Based on what we know from the announcement and that call, here’s what Gucci’s future looks like:

The brand will reduce the number of fashion shows each year from five to two. No more pre-spring, post-fall, ante-resort, post-cruise mania.

Those two shows will be held in the fall and the spring—probably. Though Michele—who, since taking the reins at Gucci in 2015, has made a name for himself as one of the industry’s more out-there talents—reserves the right to change his mind and show when he pleases.

The shows will be coed. Gucci has shown its men’s and womenswear together since its Fall 2017 collection, though it decided to show menswear separately for Fall 2020. Gucci is also planning to open a section of its site called Gucci MX, which will allow customers to shop gender-fluid collections. (Of course, celebrities like Harry Styles have shown that customers are already buying and wearing Gucci with little regard for what section of the store it’s merchandised in.)

Gucci will not show this September. There’s not enough time to put together a collection—and doing so would be rushing it, which is exactly the kind of hamster-wheel creativity that Michele is hoping to avoid.

Michele emphasized that the goal is to slow down and do less. He also noted that the Gucci community goes way beyond the fashion industry and regular Gucci customers: “The fashion world has become a sort of Woodstock, open to a huge audience,” Michele said on the Zoom call. “We’re followed by many people who’ve never entered our stores. The community outside the company is scattered all over the world.”

Still, details are scant beyond these loose dates. But reading between the lines, a few things seem clear: Fashion shows are set to become more like consumer entertainment spectacles, optimized for digital audiences who stream them online. It’s possible they could go all digital, with no in-person audiences: Also over the weekend, a brand called Hanifa went viral for an impressive 3D digital show streamed on Instagram Live.

It also seems likely that Fashion Weeks will become less centralized. If Saint Laurent and Gucci aren’t showing on a standardized calendar, for example, will smaller designers (and their fashion shows) simply have to plan around the big billionaire brands?

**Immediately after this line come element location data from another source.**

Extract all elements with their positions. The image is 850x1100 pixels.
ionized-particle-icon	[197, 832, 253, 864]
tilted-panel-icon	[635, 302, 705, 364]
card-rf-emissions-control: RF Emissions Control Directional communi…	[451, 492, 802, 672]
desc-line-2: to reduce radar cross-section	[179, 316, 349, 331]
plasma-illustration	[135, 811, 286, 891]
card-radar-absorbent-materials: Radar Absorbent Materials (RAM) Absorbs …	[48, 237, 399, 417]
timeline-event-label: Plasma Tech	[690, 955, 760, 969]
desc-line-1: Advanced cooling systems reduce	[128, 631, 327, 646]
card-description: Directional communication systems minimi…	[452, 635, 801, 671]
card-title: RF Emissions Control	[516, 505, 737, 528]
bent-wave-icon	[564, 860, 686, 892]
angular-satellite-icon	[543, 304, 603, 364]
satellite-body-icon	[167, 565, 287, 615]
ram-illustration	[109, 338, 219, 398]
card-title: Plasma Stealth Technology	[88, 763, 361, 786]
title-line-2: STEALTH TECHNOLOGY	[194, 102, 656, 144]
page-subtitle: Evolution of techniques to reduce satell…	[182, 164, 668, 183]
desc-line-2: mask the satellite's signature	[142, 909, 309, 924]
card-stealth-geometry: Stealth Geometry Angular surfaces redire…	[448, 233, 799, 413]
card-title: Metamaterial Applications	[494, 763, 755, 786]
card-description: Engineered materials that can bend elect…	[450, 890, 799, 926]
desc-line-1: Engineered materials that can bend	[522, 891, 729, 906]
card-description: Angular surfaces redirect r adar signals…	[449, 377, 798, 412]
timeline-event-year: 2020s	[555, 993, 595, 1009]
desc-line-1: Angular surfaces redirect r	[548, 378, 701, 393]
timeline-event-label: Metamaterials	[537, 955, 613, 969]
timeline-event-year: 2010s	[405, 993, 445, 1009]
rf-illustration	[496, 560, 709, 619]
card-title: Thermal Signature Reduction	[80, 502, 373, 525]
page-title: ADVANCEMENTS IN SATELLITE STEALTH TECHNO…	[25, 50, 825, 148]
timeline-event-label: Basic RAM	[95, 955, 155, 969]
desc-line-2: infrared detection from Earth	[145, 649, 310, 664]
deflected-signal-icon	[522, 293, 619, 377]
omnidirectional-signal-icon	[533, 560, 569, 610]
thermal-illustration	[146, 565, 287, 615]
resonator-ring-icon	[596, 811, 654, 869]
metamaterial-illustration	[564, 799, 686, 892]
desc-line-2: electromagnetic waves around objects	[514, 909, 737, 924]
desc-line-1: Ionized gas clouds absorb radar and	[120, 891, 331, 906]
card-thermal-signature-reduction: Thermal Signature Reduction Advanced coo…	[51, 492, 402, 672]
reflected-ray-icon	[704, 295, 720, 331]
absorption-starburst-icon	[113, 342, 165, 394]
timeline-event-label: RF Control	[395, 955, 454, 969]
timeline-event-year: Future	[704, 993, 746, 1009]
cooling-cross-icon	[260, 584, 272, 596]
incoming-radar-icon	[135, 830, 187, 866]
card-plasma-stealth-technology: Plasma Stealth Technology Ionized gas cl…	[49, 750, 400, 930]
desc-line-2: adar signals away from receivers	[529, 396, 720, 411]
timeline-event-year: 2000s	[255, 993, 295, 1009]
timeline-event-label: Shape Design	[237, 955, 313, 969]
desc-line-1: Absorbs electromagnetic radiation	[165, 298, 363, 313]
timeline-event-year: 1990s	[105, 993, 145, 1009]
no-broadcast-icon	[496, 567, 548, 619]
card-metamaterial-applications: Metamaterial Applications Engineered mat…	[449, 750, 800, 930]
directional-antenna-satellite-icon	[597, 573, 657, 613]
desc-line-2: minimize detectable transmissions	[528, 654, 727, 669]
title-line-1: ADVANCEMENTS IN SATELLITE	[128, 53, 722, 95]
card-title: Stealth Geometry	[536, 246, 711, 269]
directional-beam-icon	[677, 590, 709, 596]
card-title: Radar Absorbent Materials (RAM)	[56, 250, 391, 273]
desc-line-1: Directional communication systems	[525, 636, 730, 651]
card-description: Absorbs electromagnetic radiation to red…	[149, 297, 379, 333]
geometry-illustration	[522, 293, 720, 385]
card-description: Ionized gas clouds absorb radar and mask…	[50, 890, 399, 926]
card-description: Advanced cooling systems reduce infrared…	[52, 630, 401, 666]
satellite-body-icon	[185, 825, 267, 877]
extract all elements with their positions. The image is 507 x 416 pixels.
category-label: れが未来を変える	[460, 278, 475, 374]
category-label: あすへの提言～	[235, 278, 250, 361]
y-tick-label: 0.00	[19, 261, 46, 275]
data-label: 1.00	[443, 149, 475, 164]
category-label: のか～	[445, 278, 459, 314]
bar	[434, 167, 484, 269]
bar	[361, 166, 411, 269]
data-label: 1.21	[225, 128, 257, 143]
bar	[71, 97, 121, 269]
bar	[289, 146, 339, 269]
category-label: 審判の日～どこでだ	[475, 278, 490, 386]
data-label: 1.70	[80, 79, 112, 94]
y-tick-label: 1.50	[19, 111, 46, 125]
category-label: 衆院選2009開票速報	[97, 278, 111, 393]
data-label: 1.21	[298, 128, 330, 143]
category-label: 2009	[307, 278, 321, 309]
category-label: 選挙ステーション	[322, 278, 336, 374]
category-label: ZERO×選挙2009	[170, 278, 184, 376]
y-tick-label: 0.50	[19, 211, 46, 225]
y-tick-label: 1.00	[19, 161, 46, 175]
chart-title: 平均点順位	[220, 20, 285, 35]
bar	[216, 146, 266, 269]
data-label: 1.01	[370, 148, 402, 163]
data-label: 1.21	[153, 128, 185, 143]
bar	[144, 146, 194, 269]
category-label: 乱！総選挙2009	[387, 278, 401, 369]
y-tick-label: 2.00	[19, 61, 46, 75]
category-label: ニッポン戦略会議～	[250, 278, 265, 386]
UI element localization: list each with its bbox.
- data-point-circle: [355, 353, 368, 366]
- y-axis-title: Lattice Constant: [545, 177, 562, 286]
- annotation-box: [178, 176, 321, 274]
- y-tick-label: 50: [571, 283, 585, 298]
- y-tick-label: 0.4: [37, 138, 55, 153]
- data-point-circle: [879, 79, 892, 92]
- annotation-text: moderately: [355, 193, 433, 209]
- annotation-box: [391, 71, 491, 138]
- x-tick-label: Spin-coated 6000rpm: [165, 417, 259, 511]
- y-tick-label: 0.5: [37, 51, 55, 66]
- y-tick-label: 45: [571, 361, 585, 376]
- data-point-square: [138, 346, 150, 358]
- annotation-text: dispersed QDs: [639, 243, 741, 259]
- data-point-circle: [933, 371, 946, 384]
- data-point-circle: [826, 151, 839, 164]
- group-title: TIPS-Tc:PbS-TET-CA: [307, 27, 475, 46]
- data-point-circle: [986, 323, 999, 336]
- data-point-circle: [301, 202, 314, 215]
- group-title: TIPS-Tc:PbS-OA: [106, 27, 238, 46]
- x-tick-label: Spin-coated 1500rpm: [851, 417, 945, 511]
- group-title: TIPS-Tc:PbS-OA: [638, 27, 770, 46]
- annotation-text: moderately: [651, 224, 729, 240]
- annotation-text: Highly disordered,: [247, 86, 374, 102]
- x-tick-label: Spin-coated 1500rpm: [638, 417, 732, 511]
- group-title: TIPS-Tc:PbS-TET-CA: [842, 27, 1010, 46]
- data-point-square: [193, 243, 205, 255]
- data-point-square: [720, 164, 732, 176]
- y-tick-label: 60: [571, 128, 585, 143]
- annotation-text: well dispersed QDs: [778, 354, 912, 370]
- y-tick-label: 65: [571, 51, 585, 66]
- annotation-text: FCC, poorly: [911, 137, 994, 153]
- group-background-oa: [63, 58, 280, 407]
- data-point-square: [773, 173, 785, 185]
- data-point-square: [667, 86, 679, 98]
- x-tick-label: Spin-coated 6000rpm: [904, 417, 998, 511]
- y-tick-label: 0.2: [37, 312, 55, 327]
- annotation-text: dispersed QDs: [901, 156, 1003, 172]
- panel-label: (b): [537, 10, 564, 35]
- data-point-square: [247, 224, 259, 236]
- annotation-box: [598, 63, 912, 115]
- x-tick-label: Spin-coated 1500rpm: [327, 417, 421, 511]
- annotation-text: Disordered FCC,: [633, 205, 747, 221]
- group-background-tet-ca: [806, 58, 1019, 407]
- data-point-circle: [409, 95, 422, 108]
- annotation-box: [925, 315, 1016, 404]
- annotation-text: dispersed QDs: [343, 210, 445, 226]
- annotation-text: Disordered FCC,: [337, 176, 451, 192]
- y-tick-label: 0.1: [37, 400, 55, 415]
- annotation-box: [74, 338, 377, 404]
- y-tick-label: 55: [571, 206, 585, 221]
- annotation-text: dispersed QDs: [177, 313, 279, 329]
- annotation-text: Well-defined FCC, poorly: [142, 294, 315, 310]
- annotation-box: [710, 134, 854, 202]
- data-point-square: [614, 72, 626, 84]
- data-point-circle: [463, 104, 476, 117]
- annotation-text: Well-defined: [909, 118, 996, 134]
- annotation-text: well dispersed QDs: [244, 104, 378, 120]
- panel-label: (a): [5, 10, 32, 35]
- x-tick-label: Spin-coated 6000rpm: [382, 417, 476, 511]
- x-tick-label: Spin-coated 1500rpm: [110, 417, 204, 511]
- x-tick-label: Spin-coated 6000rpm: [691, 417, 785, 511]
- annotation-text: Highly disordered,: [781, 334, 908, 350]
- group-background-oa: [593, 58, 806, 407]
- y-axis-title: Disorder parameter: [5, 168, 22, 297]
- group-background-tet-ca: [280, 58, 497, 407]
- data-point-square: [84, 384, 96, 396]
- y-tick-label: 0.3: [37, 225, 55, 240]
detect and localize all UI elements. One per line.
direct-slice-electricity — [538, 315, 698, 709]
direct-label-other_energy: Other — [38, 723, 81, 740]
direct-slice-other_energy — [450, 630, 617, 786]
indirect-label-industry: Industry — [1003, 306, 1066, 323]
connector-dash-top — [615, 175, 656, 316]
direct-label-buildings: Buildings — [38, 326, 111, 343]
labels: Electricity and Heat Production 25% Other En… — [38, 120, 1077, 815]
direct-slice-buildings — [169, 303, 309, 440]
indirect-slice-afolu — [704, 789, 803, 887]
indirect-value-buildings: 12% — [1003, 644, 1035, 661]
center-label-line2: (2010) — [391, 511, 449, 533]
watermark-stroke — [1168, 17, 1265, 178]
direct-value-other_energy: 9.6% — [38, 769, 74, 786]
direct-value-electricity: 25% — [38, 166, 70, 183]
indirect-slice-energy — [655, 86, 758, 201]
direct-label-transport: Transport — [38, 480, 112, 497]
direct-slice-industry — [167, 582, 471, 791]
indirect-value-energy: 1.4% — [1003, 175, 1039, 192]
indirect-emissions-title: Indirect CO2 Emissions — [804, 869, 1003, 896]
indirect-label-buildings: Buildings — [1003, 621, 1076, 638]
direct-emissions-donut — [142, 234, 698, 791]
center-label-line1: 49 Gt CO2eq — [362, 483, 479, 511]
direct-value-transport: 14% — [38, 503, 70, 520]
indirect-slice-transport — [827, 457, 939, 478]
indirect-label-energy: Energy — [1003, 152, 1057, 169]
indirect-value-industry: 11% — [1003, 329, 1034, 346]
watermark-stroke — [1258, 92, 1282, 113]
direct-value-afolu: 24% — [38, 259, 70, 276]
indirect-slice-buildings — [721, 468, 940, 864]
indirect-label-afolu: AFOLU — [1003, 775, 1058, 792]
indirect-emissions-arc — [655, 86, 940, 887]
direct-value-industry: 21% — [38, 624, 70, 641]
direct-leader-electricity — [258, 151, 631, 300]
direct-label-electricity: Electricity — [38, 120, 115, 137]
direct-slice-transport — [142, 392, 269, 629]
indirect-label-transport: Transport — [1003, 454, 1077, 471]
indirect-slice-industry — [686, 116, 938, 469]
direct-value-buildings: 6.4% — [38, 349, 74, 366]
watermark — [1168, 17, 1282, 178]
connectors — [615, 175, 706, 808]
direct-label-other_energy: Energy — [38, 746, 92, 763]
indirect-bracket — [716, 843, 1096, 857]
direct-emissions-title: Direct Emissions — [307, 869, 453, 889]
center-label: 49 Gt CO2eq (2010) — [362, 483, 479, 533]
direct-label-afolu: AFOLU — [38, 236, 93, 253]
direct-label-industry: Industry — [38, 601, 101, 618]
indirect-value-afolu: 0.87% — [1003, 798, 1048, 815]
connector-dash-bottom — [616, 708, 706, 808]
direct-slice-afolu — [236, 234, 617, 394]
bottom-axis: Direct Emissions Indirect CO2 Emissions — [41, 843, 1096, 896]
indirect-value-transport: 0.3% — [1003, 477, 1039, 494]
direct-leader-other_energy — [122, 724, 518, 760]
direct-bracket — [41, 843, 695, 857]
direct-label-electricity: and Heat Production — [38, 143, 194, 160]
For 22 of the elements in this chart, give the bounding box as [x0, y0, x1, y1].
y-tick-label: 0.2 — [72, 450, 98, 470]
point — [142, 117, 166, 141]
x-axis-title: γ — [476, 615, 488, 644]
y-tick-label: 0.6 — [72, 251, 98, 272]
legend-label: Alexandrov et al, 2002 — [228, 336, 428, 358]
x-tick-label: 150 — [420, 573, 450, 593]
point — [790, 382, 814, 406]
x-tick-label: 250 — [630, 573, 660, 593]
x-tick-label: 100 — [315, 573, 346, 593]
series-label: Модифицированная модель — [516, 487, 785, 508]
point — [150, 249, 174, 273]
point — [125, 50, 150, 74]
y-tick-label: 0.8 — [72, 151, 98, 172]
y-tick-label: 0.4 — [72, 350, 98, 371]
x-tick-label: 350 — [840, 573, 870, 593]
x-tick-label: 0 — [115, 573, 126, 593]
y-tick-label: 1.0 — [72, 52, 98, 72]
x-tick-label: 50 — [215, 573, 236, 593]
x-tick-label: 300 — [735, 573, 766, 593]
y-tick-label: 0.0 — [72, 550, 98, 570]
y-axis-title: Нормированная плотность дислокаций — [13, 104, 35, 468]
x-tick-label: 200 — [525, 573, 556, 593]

But what’s really revealing is the diary format and old-timey typewriter effect of Michele’s notes—an almost twee anachronism suggesting a return to a simpler time. Brands seem less interested in radical change than reform and reduction—backtracking to an earlier state of affairs. No designer has laid out plans for an industry that, for example, doesn’t depend on fashion shows as big extravaganzas that push consumers (usually young) to spend $500 on T-shirts or sneakers. As Michele savvily pointed out, many Gucci consumers never even go in a store, but instead obsessively follow the brand as if it were playing at Woodstock—though perhaps the more accurate festival would be Coachella—with less expensive pieces peddled like merch to prop up the rest of the business.

What might a scaled-back fashion industry look like? Ideally, a renewed focus on creativity would make a glut of pointless products less necessary, since there would be fewer, more compelling products. The only question remains: Are designers innovative enough to make it happen?